You – and the New York Times nailed it, Ted – but don’t get too puffed up – given that Mr Sanders represented a far greater threat to the interests of those who control the Democratic Party than Mr Trump ever did, what their choice would be if push come to shove was obvious from the beginning. We’ll see how it all pays out on 3 November….
Henri
I figure Biden is sure to get a plurality of the vote, but the College is 50/50. Incumbents almost always lose if there’s a recession on when the election takes place, and right now we’re in a Depression. Trump is doing all he can to get the economy re-started, but he’s not having much luck. And the establishment media blame Trump for every single reported CoViD-19 death, and for the Depression.
And I figure that, while Trump is terrible, Biden is, at best, just as bad, and probably worse.
But at least his handlers would pick better Supreme Court nominees. ha.
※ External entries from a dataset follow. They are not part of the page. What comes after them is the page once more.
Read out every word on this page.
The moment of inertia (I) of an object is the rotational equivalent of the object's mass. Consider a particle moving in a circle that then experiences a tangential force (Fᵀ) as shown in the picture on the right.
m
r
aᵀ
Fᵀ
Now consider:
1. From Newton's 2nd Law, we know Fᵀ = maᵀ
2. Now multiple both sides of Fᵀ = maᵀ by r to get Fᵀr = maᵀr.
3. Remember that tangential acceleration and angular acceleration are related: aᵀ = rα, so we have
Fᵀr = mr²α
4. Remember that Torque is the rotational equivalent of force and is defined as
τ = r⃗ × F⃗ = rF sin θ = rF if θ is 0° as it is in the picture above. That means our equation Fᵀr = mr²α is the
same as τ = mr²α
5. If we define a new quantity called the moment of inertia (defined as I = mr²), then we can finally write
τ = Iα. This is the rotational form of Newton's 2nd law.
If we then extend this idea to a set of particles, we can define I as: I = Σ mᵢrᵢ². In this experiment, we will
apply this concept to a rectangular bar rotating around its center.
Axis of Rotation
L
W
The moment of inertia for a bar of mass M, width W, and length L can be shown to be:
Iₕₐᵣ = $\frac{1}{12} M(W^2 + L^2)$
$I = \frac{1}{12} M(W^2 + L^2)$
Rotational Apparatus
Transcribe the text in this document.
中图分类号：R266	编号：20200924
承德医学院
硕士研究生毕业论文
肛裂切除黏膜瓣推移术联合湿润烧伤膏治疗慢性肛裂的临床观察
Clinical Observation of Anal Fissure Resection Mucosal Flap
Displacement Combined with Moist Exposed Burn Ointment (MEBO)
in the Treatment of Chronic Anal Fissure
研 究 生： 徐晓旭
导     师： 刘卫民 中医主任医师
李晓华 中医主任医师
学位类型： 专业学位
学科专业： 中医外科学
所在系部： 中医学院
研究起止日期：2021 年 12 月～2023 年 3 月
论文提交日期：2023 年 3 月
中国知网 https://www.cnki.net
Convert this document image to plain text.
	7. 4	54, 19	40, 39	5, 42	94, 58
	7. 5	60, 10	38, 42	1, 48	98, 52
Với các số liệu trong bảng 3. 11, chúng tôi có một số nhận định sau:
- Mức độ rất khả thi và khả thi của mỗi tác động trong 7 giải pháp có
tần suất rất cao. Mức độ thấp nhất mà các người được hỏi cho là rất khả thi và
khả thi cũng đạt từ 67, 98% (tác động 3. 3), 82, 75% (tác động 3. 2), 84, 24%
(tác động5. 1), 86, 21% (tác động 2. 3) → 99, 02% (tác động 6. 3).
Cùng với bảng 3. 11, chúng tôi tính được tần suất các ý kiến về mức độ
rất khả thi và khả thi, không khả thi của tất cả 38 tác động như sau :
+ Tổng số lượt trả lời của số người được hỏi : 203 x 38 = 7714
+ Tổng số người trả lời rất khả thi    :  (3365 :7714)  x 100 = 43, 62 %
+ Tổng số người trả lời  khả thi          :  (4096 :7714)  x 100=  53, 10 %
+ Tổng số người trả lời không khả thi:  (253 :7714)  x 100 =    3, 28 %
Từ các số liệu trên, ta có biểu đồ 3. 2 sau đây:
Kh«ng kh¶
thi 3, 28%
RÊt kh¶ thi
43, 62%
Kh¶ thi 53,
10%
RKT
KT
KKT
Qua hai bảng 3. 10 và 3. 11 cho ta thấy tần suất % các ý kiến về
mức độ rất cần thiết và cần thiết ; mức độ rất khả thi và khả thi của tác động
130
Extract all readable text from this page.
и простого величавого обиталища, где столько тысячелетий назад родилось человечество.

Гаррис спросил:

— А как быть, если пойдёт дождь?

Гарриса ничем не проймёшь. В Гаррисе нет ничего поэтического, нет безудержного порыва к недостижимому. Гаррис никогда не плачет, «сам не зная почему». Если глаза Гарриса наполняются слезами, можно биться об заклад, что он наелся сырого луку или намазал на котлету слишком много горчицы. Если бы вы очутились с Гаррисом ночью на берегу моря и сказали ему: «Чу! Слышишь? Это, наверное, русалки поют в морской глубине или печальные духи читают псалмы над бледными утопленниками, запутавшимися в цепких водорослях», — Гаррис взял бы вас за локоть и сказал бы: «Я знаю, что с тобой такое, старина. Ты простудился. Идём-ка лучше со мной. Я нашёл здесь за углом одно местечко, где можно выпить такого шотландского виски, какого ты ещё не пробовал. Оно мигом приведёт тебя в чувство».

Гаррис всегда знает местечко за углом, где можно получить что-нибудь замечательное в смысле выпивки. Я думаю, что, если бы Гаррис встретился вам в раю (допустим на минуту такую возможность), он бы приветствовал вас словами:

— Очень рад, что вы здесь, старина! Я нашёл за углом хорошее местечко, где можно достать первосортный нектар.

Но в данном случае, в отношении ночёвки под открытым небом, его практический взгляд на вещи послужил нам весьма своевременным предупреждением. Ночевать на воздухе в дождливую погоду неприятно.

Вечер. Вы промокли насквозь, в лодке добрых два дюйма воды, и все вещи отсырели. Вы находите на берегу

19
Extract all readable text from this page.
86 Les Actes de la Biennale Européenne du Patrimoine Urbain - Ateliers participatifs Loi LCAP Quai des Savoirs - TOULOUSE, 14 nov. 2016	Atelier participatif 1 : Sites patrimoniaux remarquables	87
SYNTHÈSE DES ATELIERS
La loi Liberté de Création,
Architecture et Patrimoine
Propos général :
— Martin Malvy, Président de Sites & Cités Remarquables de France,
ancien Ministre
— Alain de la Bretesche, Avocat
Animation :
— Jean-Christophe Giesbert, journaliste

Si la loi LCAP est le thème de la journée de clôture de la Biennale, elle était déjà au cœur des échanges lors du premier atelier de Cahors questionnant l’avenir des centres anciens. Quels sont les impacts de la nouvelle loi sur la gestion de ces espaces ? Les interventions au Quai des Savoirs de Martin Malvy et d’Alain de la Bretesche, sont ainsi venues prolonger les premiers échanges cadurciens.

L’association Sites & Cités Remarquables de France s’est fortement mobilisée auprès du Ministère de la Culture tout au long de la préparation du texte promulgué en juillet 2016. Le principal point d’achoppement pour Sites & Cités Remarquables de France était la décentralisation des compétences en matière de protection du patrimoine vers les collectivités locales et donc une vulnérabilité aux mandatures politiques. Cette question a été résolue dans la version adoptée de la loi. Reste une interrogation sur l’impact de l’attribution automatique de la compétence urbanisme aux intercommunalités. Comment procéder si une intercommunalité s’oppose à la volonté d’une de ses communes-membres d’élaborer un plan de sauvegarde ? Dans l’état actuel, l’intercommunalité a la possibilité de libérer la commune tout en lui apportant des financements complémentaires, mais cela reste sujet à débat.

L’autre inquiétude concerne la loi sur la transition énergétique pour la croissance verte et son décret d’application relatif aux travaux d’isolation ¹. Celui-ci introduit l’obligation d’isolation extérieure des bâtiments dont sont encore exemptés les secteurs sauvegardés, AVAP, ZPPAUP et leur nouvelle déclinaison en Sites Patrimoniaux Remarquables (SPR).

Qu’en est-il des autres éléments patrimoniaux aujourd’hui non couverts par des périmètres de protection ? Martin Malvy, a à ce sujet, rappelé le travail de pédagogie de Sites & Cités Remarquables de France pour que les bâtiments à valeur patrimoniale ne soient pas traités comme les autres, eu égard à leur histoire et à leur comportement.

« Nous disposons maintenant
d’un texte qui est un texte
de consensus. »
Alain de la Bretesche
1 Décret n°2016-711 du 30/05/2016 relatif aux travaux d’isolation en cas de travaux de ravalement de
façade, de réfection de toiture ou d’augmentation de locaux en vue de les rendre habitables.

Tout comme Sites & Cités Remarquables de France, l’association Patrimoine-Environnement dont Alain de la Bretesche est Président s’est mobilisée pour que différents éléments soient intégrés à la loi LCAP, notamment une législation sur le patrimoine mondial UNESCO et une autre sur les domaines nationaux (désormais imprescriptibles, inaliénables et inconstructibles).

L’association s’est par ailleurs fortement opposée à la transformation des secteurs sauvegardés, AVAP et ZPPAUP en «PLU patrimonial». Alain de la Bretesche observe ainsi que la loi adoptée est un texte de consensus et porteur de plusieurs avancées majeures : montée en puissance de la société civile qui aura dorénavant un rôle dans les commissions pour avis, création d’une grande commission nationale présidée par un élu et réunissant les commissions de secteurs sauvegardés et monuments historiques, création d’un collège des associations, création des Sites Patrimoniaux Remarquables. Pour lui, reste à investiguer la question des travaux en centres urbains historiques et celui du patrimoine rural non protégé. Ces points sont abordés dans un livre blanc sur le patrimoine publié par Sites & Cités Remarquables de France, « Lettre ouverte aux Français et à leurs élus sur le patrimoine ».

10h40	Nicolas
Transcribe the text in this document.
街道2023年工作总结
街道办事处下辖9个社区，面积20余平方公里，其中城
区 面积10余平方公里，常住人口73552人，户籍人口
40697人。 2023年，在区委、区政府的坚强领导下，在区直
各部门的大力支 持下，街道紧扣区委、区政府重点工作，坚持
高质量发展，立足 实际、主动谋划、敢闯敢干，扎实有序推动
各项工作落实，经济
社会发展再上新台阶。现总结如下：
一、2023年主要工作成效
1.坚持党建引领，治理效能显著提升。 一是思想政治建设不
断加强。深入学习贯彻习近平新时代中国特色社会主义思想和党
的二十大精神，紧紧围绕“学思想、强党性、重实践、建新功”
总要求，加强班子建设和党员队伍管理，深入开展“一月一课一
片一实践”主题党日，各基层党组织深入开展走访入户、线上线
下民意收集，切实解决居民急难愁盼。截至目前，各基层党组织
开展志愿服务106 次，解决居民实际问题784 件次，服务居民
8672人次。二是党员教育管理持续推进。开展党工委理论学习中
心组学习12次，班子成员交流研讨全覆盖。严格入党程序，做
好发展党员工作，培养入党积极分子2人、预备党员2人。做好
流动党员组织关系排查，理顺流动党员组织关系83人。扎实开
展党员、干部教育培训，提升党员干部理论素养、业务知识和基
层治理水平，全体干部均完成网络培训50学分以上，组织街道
I did the math. Right now, if I had the spare money to do it, I’d bet that Trump wins with under 10 Electoral College votes. Those 30% of the workforce who just got tossed? The dems are gonna lose a huge chunk of them to indifference/anger/despair. The Independents? I can’t see them showing up either. We may all end up drinking bleach. Not to cure anything, but to kill ourselves.
«And I figure that, while Trump is terrible, Biden is, at best, just as bad, and probably worse.» But you see, Michael, both the depression and the pandemic are all the fault of the nefarious Chinese, who no doubt will be defeated roundly on 3 November…. 😉
Henir
We have to come to terms with the situation of our political system. 3rd party insurgencies don’t go anywhere. Both parties have a lock on how they are run. Back in 1912 Teddy Roosevelt launched the Progressive Party which split up the Republican vote, which ended up giving presidency to Wilson.
Perhaps we have Ross Perot to thank for Bill Clinton being elected president…I say we have to organize politically through local channels. The only way to change the electorate is slowly at the local level, we can’t expect leftists to claim the presidency in lieu of local organizing…which changes peoples’ minds when they see leftists get shit done.
Listening to interview with historian Jon Meacham. He said Trump wants to take us back to 1955, while Biden wants to take us back to 1965. He prefers 1965, but really, this is not much progress is it?